« One may as well begin with Helen’s letters to her sister », un jeune homme relit en boucle la première phrase d’Howard’s End, son roman préféré. Ils sont dix et ils essayent d’en écrire un à leur tour, assis autour d’un rectangle surélevé – une scène dans la scène – sur laquelle ils hésitent à monter. Son auteur E.M Forster vient alors leur rendre visite afin de les aider à se lancer. Enfin, ils s’y aventurent : « One may as well begin with Toby’s voicemails to his boyfriend ». L’intrigue débute, qui est Toby ? Que disent ces messages ? Pendant sept heures (réparties en deux parties), les jeunes hommes incarnent ces personnages, improvisant leurs vies : le sujet de leur roman.
Cette mise en abîme permet à la pièce de toucher au sujet de l’écriture mais aussi de nous plonger directement dans une intrigue intimiste. Cette dernière nous absorbe complètement et l’on oublie volontiers le premier niveau de narration. L’histoire de Toby et son compagnon Eric est à première vue ordinaire : Nous suivons leur vie commune et leur parcours respectifs après leur rupture. Le thème premier de l’oeuvre, soit l’héritage des nouvelles générations d’hommes gays américains, pouvait sembler trop large et difficile à traiter sans tomber soit dans le mélodrame ou dans le militantisme pur.
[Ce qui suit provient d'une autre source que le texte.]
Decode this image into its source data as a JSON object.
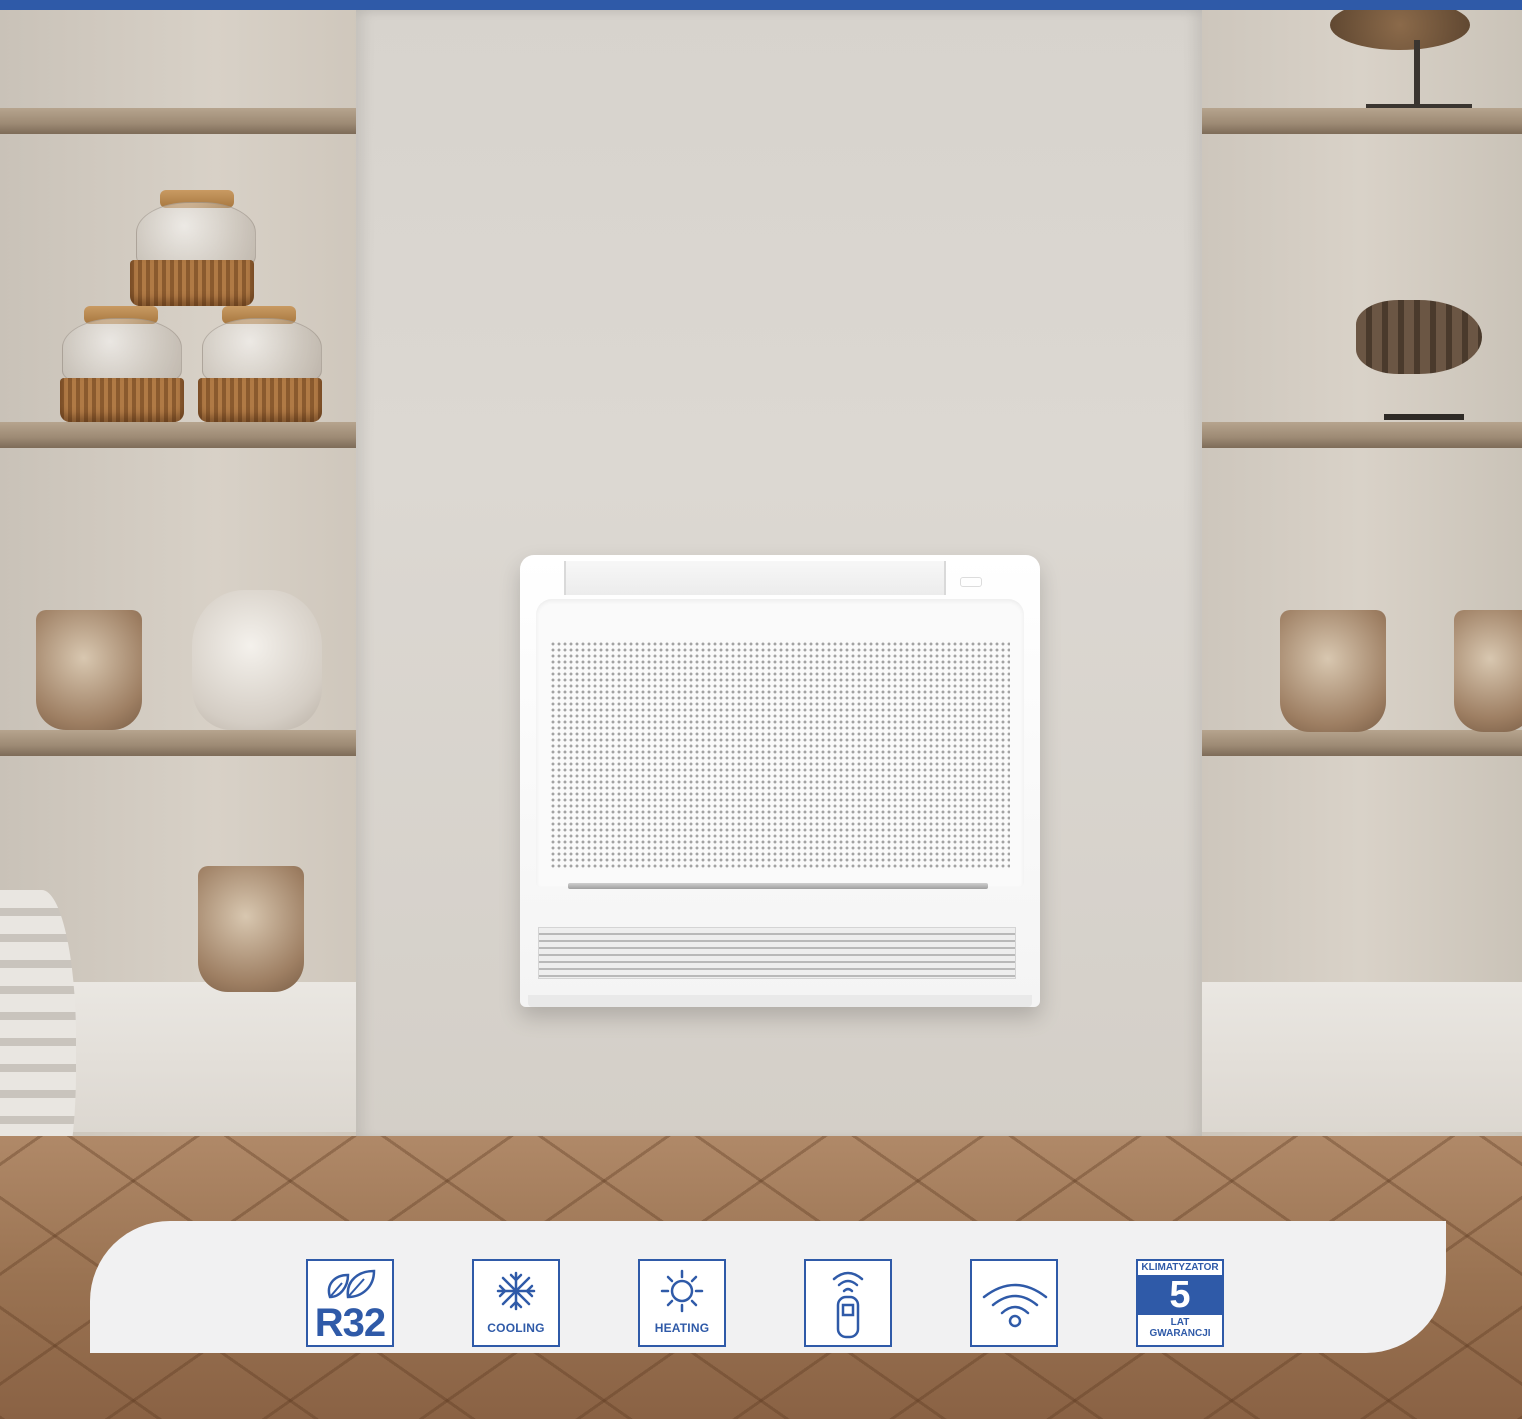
{
  "brand_color": "#2f5aa8",
  "features": [
    {
      "icon": "leaf-icon",
      "label": "R32"
    },
    {
      "icon": "snowflake-icon",
      "label": "COOLING"
    },
    {
      "icon": "sun-icon",
      "label": "HEATING"
    },
    {
      "icon": "remote-control-icon",
      "label": ""
    },
    {
      "icon": "wifi-icon",
      "label": ""
    },
    {
      "icon": "warranty-badge-icon",
      "top": "KLIMATYZATOR",
      "number": "5",
      "bottom_1": "LAT",
      "bottom_2": "GWARANCJI"
    }
  ]
}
Pourtant Matthew Lopez évite ces deux extrêmes en nous livrant des réflexions sur un nombre important de questions en les liant au ressenti personnel de ses personnages. Cette mise en rapport constante entre l’universel et l’intime permet aux spectateurs de se sentir concernés par des sujets qui dépassent en réalité ceux propres à la communauté gay. Comment des jeunes hommes peuvent- ils accepter leur identité lorsqu’une maladie les a privé de toute une génération d’hommes qui aurait pu les guider ? Comment combler ce manque ? Que transmettre aux générations qui vont suivre ? Telles sont les questions qui sont soulevées par les histoires sentimentales et amicales de Toby Darling, Eric Glass et leurs proches.
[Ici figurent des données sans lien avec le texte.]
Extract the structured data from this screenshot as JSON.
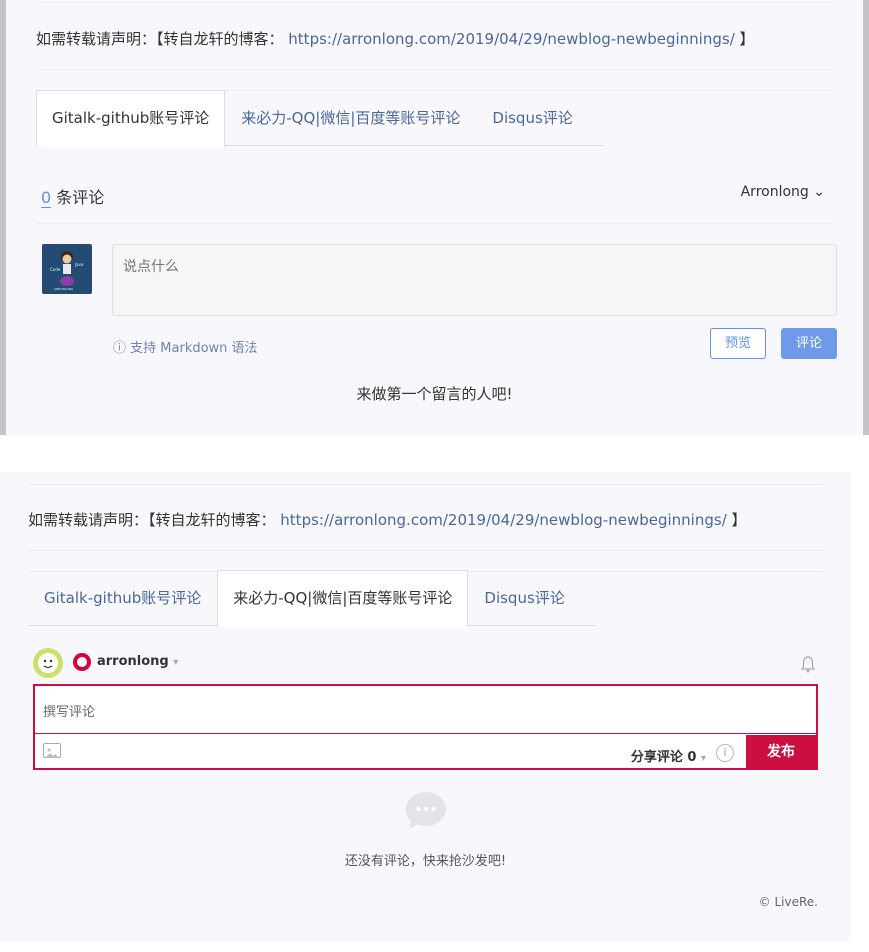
{
  "gitalk_panel": {
    "repost_prefix": "如需转载请声明：【转自龙轩的博客：",
    "repost_url": "https://arronlong.com/2019/04/29/newblog-newbeginnings/",
    "repost_suffix": "】",
    "tabs": [
      {
        "label": "Gitalk-github账号评论",
        "active": true
      },
      {
        "label": "来必力-QQ|微信|百度等账号评论",
        "active": false
      },
      {
        "label": "Disqus评论",
        "active": false
      }
    ],
    "comment_count": "0",
    "comment_count_label": "条评论",
    "user_menu": "Arronlong",
    "user_menu_caret": "⌄",
    "editor_placeholder": "说点什么",
    "markdown_tip": "支持 Markdown 语法",
    "markdown_tip_icon": "ⓘ",
    "preview_button": "预览",
    "comment_button": "评论",
    "empty_message": "来做第一个留言的人吧!"
  },
  "livere_panel": {
    "repost_prefix": "如需转载请声明：【转自龙轩的博客：",
    "repost_url": "https://arronlong.com/2019/04/29/newblog-newbeginnings/",
    "repost_suffix": "】",
    "tabs": [
      {
        "label": "Gitalk-github账号评论",
        "active": false
      },
      {
        "label": "来必力-QQ|微信|百度等账号评论",
        "active": true
      },
      {
        "label": "Disqus评论",
        "active": false
      }
    ],
    "username": "arronlong",
    "username_caret": "▾",
    "input_placeholder": "撰写评论",
    "share_label": "分享评论 0",
    "share_caret": "▾",
    "info_icon": "i",
    "post_button": "发布",
    "empty_message": "还没有评论，快来抢沙发吧!",
    "brand": "© LiveRe."
  },
  "colors": {
    "link": "#4a6796",
    "gitalk_accent": "#6190e8",
    "livere_accent": "#cc0f40",
    "panel_bg": "#f8f8fc"
  }
}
Divers tranches dâge et milieux sociaux sont représentés et mis en confrontation. Chaque spectateur est libre de porter son attention sur les débats politiques, idéologiques et sociologiques que l’œuvre ouvre ou sur les histoires d’amour qu’elle invente. Les sept heures de pièce permettent à l’auteur de réellement mettre en place une progression pour chaque personnage. Le sentiment d’appartenir au groupe d’amis et de connaître totalement les personnages principaux ne quitte jamais le spectateur. Cette réussite est due en partie aux performances absolument magistrales des acteurs : Kyle Soller est bouleversant, Andrew Burnap est touchant et Samuel H. Levine réalise un tour de force en incarnant deux personnages avec une aisance et une grâce déconcertantes.
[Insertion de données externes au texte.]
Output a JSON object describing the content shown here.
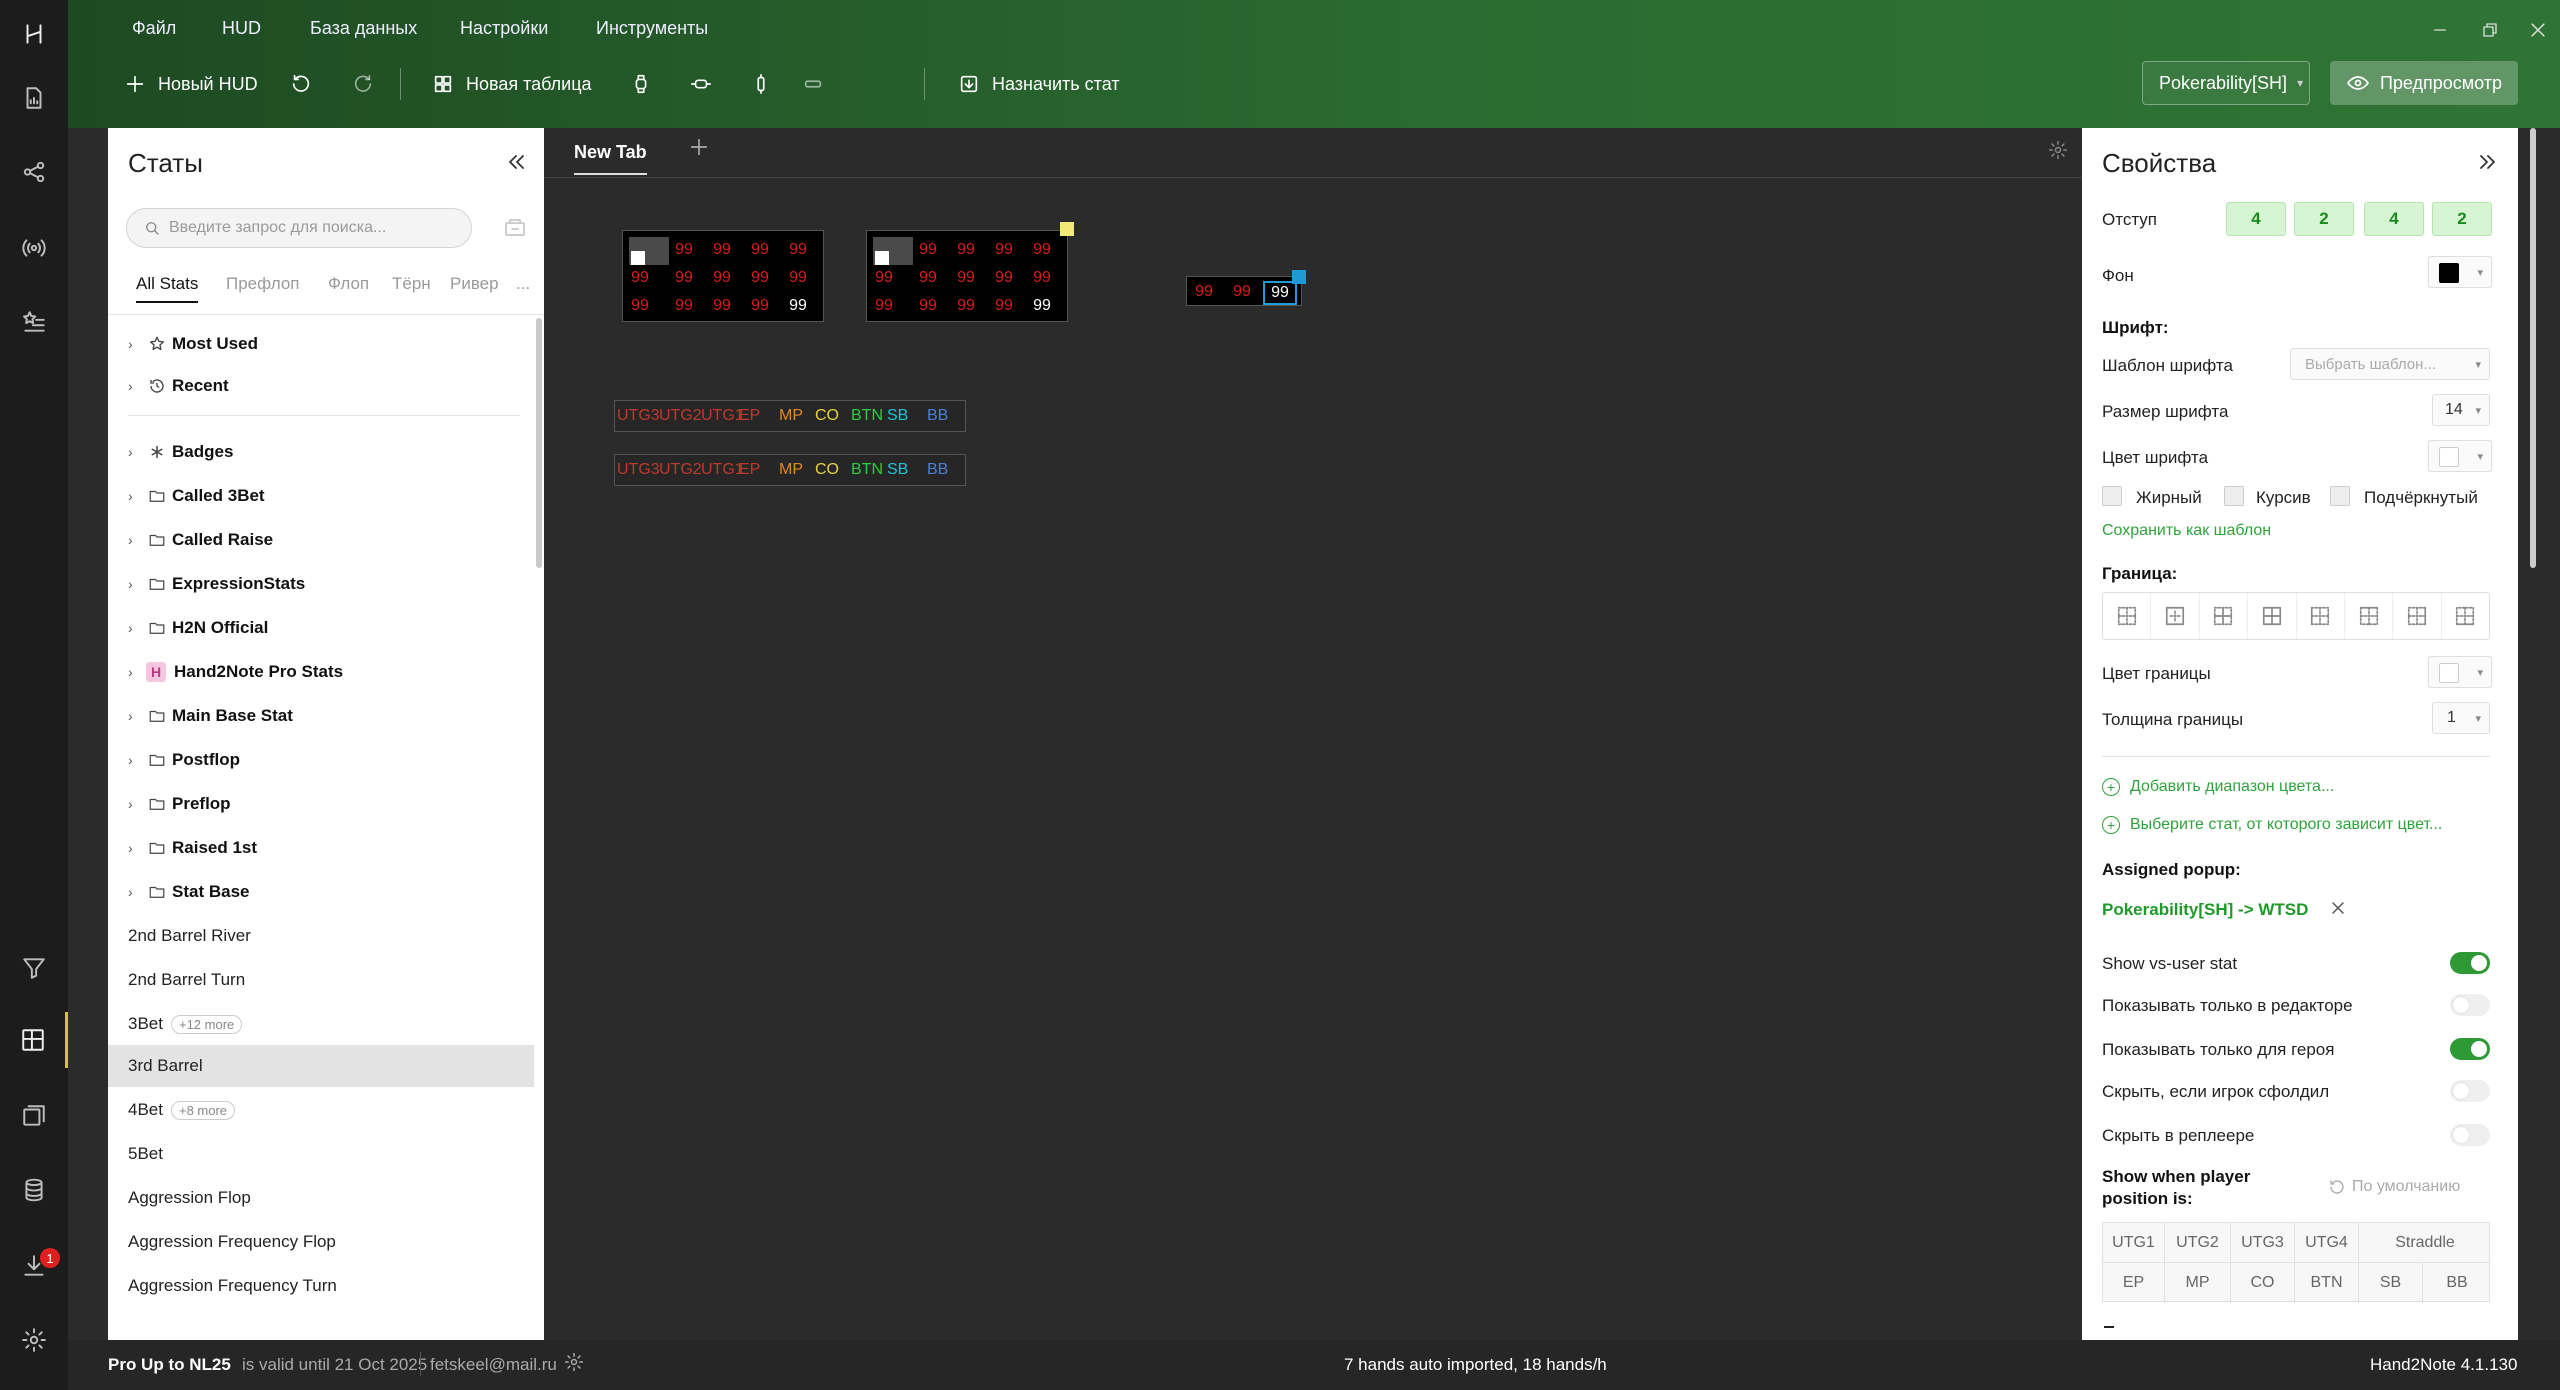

La mise en scène minimaliste et minutieuse de Stephen Daldry souligne l’aspect épuré mais profondément efficace de la pièce. Car c’est une véritable épopée que le spectateur traverse tant l’œuvre de Matthew Lopez s’avère saisissante. The Inheritance oscille avec brio entre chagrins d’amour, impulsions charnelles et quêtes identitaires, nous proposant finalement une expérience théâtrale tout simplement inoubliable.

The Inheritance / De Matthew Lopez / Mise en scène de Stephen Daldry / Avec Kyle Soller, Andrew Burnap, Samuel H. Levine, Paul Hilton, John Benjamin Hickey, Vanessa Redgrave / 2018- 2019 au Noel Coward Theatre.
Une réflexion sur « The Inheritance »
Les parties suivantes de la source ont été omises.